Жгло солнце, сила утекала из него, будто кровь из раны. «Если нас поймают, — думал Гарри, — а нас поймают... совершенно точно поймают!» Он уже видел, как его окружают фанатичные лица... Отсекают ли сейчас руки?.. Он огляделся, дрожа посреди ужасной жары, и бесконечное одиночество этого места обрушилось на него так, что затряслись колени. Он кинулся бежать и в панике несся по пустыне, пока не захрипел, почти беззвучно.

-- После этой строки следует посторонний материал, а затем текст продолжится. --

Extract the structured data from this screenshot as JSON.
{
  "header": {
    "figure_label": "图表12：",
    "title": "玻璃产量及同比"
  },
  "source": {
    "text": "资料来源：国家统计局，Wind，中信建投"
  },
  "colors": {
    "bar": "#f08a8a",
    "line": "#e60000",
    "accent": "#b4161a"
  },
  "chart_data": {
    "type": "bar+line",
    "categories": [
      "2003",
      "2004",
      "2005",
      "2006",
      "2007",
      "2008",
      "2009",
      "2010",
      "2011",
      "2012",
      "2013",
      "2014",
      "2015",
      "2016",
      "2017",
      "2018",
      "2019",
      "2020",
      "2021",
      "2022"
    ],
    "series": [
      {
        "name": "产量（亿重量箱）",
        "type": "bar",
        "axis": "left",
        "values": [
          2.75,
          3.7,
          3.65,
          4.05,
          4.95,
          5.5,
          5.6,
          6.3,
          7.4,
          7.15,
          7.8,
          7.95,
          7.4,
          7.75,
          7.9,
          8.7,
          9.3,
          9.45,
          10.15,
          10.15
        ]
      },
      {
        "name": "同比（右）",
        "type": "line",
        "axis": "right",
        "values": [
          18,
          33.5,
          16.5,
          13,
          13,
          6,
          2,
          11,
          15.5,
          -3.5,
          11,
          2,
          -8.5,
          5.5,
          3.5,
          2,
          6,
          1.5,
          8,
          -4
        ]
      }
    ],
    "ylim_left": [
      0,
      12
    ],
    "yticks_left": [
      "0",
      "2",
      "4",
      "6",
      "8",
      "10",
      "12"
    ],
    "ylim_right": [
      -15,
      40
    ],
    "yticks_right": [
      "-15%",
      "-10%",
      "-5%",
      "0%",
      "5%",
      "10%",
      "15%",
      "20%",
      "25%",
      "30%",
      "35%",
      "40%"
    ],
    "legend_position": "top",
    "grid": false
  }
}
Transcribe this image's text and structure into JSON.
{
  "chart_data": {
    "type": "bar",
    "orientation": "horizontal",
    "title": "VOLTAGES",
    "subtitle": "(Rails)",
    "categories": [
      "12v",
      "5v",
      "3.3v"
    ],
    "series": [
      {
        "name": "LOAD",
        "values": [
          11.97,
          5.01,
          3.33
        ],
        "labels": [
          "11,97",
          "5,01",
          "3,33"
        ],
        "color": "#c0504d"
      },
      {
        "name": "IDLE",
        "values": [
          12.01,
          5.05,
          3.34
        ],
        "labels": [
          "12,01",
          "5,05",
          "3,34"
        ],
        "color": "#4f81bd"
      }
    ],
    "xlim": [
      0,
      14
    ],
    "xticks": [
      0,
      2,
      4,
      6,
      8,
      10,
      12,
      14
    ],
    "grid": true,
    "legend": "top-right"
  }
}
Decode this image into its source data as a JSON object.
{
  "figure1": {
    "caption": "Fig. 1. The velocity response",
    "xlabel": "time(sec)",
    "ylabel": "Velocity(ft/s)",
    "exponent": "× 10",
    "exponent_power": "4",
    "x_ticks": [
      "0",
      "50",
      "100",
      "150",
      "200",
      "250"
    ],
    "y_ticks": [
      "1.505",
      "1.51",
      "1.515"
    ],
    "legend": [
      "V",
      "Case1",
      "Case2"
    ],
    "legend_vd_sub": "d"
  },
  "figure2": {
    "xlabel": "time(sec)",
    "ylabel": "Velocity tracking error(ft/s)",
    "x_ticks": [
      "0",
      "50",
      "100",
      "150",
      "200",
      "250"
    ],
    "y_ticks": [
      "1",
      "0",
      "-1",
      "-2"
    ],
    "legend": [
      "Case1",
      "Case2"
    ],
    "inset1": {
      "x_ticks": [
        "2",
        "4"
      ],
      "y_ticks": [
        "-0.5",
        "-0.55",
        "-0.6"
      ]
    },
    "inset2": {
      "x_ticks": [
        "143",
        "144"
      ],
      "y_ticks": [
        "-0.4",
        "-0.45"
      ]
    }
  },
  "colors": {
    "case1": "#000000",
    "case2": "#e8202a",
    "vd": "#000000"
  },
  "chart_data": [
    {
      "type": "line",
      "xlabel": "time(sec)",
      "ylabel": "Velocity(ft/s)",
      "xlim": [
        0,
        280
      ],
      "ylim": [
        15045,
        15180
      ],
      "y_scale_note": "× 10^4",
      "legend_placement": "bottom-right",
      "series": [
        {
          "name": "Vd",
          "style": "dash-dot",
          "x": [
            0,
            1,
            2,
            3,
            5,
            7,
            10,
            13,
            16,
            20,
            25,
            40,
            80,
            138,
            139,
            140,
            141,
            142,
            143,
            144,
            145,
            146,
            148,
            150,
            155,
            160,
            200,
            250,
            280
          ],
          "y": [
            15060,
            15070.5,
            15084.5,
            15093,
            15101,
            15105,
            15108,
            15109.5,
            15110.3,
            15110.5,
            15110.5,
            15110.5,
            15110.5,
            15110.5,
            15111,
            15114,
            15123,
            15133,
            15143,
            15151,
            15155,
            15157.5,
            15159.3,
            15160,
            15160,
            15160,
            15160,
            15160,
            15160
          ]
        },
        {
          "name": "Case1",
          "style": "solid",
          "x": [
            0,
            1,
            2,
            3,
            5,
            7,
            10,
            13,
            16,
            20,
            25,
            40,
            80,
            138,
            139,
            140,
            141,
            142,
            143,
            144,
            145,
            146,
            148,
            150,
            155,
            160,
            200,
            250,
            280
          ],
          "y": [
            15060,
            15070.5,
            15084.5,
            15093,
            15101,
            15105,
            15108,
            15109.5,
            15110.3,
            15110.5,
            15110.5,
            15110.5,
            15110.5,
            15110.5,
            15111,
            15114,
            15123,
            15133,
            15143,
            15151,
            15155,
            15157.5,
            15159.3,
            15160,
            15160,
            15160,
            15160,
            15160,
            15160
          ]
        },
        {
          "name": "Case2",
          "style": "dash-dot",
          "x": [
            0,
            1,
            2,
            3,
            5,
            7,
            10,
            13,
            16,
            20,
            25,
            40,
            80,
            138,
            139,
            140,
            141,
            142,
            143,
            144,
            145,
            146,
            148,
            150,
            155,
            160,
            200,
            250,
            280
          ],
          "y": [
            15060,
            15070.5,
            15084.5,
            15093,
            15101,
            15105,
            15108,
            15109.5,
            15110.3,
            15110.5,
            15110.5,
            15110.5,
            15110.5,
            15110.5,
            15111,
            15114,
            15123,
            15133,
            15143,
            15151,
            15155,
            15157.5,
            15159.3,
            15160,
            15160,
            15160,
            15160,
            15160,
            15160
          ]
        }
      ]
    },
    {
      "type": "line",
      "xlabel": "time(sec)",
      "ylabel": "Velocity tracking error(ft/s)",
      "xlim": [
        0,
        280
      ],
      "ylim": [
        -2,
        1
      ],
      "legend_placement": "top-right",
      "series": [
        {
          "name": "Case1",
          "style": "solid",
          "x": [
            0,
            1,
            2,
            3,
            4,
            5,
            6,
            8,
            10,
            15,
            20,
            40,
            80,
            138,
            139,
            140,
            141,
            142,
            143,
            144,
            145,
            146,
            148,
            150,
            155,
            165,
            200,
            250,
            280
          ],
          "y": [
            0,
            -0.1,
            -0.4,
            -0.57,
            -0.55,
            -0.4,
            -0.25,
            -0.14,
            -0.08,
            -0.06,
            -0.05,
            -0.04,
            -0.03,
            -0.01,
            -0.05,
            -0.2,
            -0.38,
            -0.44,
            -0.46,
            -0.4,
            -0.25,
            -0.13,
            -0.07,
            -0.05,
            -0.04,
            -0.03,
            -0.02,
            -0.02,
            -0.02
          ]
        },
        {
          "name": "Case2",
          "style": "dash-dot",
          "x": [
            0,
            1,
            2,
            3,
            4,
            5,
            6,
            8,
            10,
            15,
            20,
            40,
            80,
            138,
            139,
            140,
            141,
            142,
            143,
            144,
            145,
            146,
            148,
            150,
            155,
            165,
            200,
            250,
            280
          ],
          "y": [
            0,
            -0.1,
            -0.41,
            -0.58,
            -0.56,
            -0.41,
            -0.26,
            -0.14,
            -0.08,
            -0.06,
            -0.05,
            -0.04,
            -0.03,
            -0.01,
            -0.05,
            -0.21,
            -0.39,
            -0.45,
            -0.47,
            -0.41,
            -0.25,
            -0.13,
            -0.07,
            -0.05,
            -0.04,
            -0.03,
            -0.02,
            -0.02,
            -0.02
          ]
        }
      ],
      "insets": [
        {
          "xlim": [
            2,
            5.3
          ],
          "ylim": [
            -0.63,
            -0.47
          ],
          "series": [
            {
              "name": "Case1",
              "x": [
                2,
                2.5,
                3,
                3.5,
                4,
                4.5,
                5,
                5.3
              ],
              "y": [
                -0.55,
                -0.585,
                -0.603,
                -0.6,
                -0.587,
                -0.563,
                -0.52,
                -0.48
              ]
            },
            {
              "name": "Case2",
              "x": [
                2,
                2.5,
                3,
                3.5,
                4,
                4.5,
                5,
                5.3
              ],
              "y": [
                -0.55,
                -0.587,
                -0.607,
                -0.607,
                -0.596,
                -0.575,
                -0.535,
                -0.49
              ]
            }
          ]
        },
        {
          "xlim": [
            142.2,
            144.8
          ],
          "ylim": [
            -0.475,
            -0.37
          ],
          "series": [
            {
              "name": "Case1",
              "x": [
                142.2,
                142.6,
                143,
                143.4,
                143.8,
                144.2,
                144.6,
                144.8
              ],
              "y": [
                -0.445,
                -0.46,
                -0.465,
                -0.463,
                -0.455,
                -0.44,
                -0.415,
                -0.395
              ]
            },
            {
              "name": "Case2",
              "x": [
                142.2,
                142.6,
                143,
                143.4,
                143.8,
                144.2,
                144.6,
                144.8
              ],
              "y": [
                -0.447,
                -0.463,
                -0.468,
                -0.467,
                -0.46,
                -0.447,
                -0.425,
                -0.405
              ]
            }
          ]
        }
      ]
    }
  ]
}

Однако он пробежал всего несколько ярдов. Неужели четыре года ожидания прошли впустую? Он учил язык, жил на базарах, и все зря? Он все тот же трус, что подавал в отставку?
Спокойная уверенность, с которой он раскрыл свой план лейтенанту Сатчу за столом гриль-зала «Критериона» — лишь тщеславие человека, обманывающего самого себя? А Этни?Он упал на землю и лежал, неприметная коричневая точка на песке, неровность среди огромного пространства. Закрыв глаза, чтобы не видеть всего этого, он представил лицо Этни. Через мгновение он вернулся в Донегол. Сквозь открытую дверь холла шептала летняя ночь, в соседней комнате танцевали. Он увидел перья, опускающиеся на пол, беспокойство на лице Этни. Если он справится с сегодняшним делом и с еще более трудными делами, ждущими впереди, возможно, однажды он увидит, как беспокойство покинуло ее лицо. Он снова услышал: «Я уверена, что мы обязательно встретимся... после». К заходу солнца он поднялся, дошел до Бербера и миновал ворота.
Глава одиннадцатая
Месяцем позже Дюрранс прибыл в Лондон и обнаружил, что в клубе его ждет письмо от Этни. В нем говорилось лишь то, что она гостит у миссис Адер и будет рада, если он найдет время зайти, но бумагу и конверт окаймляла черная траурная рамка. На следующий день Дюрранс явился на Хилл-стрит и застал Этни одну.
— Я не писала вам в Вади-Хальфу, — сразу же пояснила она, — поскольку думала, что вы отправитесь домой раньше, чем дойдёт моё письмо. Отец умер в прошлом месяце, ближе к концу мая.
— Получив ваше письмо, я боялся услышать именно эту весть, — ответил он. — Я очень сожалею. Должно быть, вы по нему скучаете.
— Больше, чем могу выразить, — тихо, с глубоким чувством, сказала Этни. — Он скончался ранним утром. Думаю, я сумею рассказать как, если хотите.
И она поведала Дюррансу о том, какова была смерть Дермода, о том, что простуда стала лишь поводом для его ухода, а не причиной, его убила не болезнь — он просто медленно истаял.
История, которую рассказывала Этни, звучала необычно — похоже, перед самым концом к Дермоду хотя бы отчасти вернулась прежняя властная сила духа.
— Мы знали, что он умирает. И он тоже это понимал. А в семь вечера, перед смертью, — она на мгновение запнулась и продолжила: — после того как отец немного поговорил со мной, он позвал свою собаку. Она тут же прыгнула на кровать, хотя голос его звучал не громче шёпота. Собака прижалась к нему мордой и скулила под его руками. А потом отец приказал мне оставить его и собаку вдвоём. Я должна была затворить дверь, собака даст знать, когда открыть снова. Я подчинилась отцу и до часу ночи ждала под дверью. Потом по дому внезапно разнёсся громкий вой.
Этни ненадолго остановилась. Эта пауза стала единственным проявлением горя, которое она себе позволила. В следующую минуту она продолжила рассказ — просто, без жеманства и притворной печали.
— Так мучительно было ждать за дверью, пока угасал вечер и наступала ночь. Длинная, последняя ночь перед концом. В его комнате не было лампы. Я представляла отца там, за этой тонкой перегородкой, тихо и безмолвно лежащим на огромной кровати с балдахином, с лицом в сторону угасающего за холмами света. Представляла погружающуюся в темноту комнату, медленно и торжественно гаснущие окна, собаку рядом с ним — и больше никого, до самого конца. Отец сам решил так уйти, но для меня это оказалось довольно тяжело.